Les Serbes de Bosnie veulent garder leur propre "fête nationale" et entendent le confirmer dimanche par référendum malgré l'émoi des musulmans bosniaques, l'opposition de la communauté internationale et le coup porté aux institutions du pays.


Encouragé par Moscou, le turbulent leader politique des Serbes de Bosnie, Milorad Dodik demande aux 1,2 millions d'électeurs de confirmer qu'ils veulent commémorer chaque 9 janvier la naissance de la "République du peuple serbe", trois mois avant la guerre qui avait fait 100.000 morts (1992-95).
La participation s'annonce importante: l'opposition à Dodik chez les Serbes de Bosnie, a également appelé à se rendre aux urnes.

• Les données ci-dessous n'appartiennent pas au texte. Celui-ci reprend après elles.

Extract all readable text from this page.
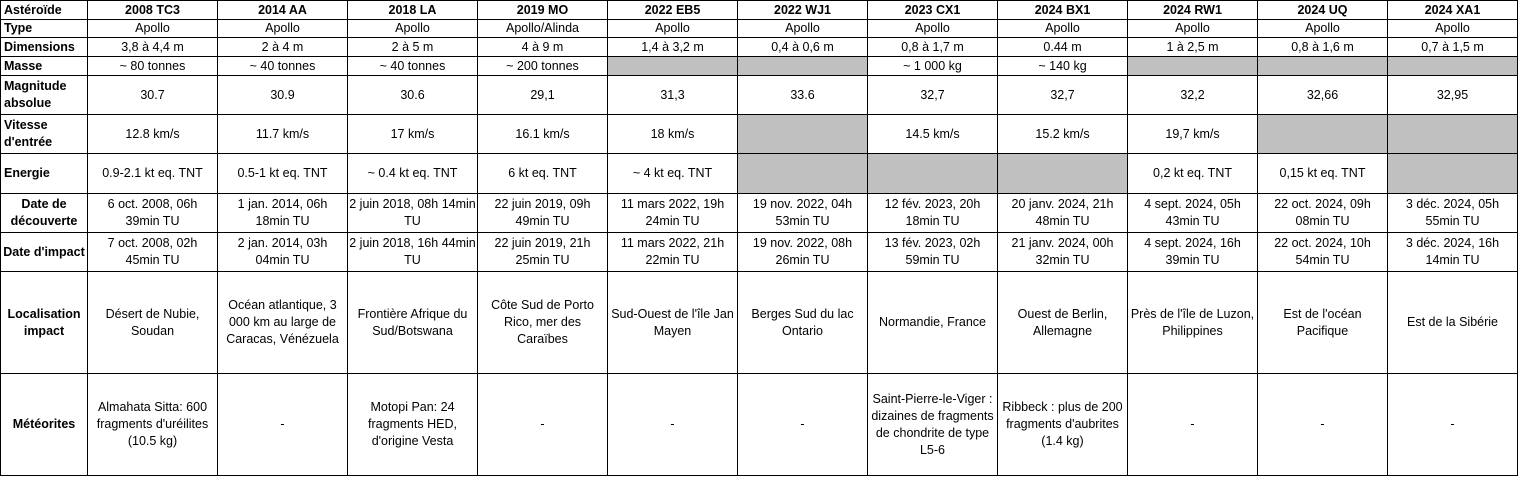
Astéroïde	2008 TC3	2014 AA	2018 LA	2019 MO	2022 EB5	2022 WJ1	2023 CX1	2024 BX1	2024 RW1	2024 UQ	2024 XA1
Type	Apollo	Apollo	Apollo	Apollo/Alinda	Apollo	Apollo	Apollo	Apollo	Apollo	Apollo	Apollo
Dimensions	3,8 à 4,4 m	2 à 4 m	2 à 5 m	4 à 9 m	1,4 à 3,2 m	0,4 à 0,6 m	0,8 à 1,7 m	0.44 m	1 à 2,5 m	0,8 à 1,6 m	0,7 à 1,5 m
Masse	~ 80 tonnes	~ 40 tonnes	~ 40 tonnes	~ 200 tonnes			~ 1 000 kg	~ 140 kg			
Magnitude absolue	30.7	30.9	30.6	29,1	31,3	33.6	32,7	32,7	32,2	32,66	32,95
Vitesse d'entrée	12.8 km/s	11.7 km/s	17 km/s	16.1 km/s	18 km/s		14.5 km/s	15.2 km/s	19,7 km/s		
Energie	0.9-2.1 kt eq. TNT	0.5-1 kt eq. TNT	~ 0.4 kt eq. TNT	6 kt eq. TNT	~ 4 kt eq. TNT				0,2 kt eq. TNT	0,15 kt eq. TNT	
Date de découverte	6 oct. 2008, 06h 39min TU	1 jan. 2014, 06h 18min TU	2 juin 2018, 08h 14min TU	22 juin 2019, 09h 49min TU	11 mars 2022, 19h 24min TU	19 nov. 2022, 04h 53min TU	12 fév. 2023, 20h 18min TU	20 janv. 2024, 21h 48min TU	4 sept. 2024, 05h 43min TU	22 oct. 2024, 09h 08min TU	3 déc. 2024, 05h 55min TU
Date d'impact	7 oct. 2008, 02h 45min TU	2 jan. 2014, 03h 04min TU	2 juin 2018, 16h 44min TU	22 juin 2019, 21h 25min TU	11 mars 2022, 21h 22min TU	19 nov. 2022, 08h 26min TU	13 fév. 2023, 02h 59min TU	21 janv. 2024, 00h 32min TU	4 sept. 2024, 16h 39min TU	22 oct. 2024, 10h 54min TU	3 déc. 2024, 16h 14min TU
Localisation impact	Désert de Nubie, Soudan	Océan atlantique, 3 000 km au large de Caracas, Vénézuela	Frontière Afrique du Sud/Botswana	Côte Sud de Porto Rico, mer des Caraïbes	Sud-Ouest de l'île Jan Mayen	Berges Sud du lac Ontario	Normandie, France	Ouest de Berlin, Allemagne	Près de l'île de Luzon, Philippines	Est de l'océan Pacifique	Est de la Sibérie
Météorites	Almahata Sitta: 600 fragments d'uréilites (10.5 kg)	-	Motopi Pan: 24 fragments HED, d'origine Vesta	-	-	-	Saint-Pierre-le-Viger : dizaines de fragments de chondrite de type L5-6	Ribbeck : plus de 200 fragments d'aubrites (1.4 kg)	-	-	-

"Je suis venu voter parce que chaque nation et chaque Etat a sa propre fête nationale. Ainsi, notre peuple serbe doit avoir sa fête", a affirmé Vojo Vujakovic, 60 ans, venu voter dès l'ouverture des bureaux de vote, à 05H00 GMT, à Laktasi, le village de Milorad Dodik, près de Banja Luka, la capitale des Serbes de Bosnie.
Un sentiment qui illustre la fragilité de la Bosnie née des accords de Dayton qui ont mis fin à la guerre et dont la cohésion ne tient depuis que par la volonté de la communauté internationale: une fédération entre deux entités, une croato-musulmane et une serbe, réunies par des institutions de moins en moins respectées.
L'autorité de l'une d'elles, la Cour constitutionnelle est ouvertement bafouée dimanche puisque qu'elle avait interdit ce référendum, tout comme la célébration du 9 janvier.
Mais comme Vojo Vujakovic, de nombreux Serbes de Bosnie se reconnaissent comme appartenant au peuple serbe ou comme membres de la "Republika Srpska", pas comme citoyens de la Bosnie.
- Vers un référendum d'indépendance ? -
Le scrutin de dimanche est-il, comme le soupçonne le patron des bosniaques musulmans, Bakir Izetbegovic, un "ballon d'essai" pour Milorad Dodik et un premier pas vers une sécession?
Son parti prévoit un référendum d'indépendance en 2018. Et Milorad Dodik, parti à Moscou rencontrer Vladimir Poutine trois jours avant le scrutin, accuse régulièrement les Bosniaques et les autorités de Sarajevo de vouloir la fin de la "Republika Srpska".
"Dodik tirera certainement profit de cette situation et en sortira renforcé", déclare à l'AFP, sous couvert d'anonymat, un proche de son parti (SNSD). "Mais il faut admettre aussi qu'il a été très bien servi par Bakir Izetbegovic", le patron des Bosniaques musulmans, ironise cette source.
C'est en effet Bakir Izetbegovic, qui avait contesté la légalité de cette fête auprès de la Cour constitutionnelle, provoquant la colère des Serbes de Bosnie.
"S'ils pouvaient, ils nous interdiraient tout", dit avant de voter Radovan Bajic, 67 ans. Mais "nous devons aussi avoir nos fêtes. Si la Republika Srpska a été créée ce jour-là, on ne peut pas changer ça et dire que c'était le 1er décembre".
La date du 9 janvier est sensible: parmi les fondateurs de la "République du peuple serbe", figure Radovan Karadzic, théoricien de l'épuration ethnique, condamné à 40 ans de prison pour génocide et crimes contre l'humanité.
Dimanche soir, après la clôture du scrutin et la probable victoire du oui, Milorad Dodik, omniprésent sur les affiches placardées dans toute la "Republika Srpska", a prévu d'aller tenir meeting à Pale, l'ancien fief de Karadzic.
- Préoccupations électoralistes -
L'Europe peut-elle arrêter ce délitement de la Bosnie? L'Union européenne a relancé en 2015 le processus de rapprochement, longtemps bloqué, ce qui a permis à Sarajevo de demander cette année officiellement le statut de candidat à l'adhésion.
Dimanche, aucun responsable bosniaque n'avait réagi pour de nouveau condamner ce scrutin, accueilli avec réserve par le Premier ministre de Serbie, Aleksandar Vucic.
Pour beaucoup, la détermination de Milorad Dodik, qui avait reculé dans des circonstances équivalentes par le passé, trahit aussi des préoccupations électoralistes de court terme: contesté politiquement, le patron de la Republika Srpska a en tête les municipales de la semaine prochaine. Une fois passées, la tension pourrait aussi retomber.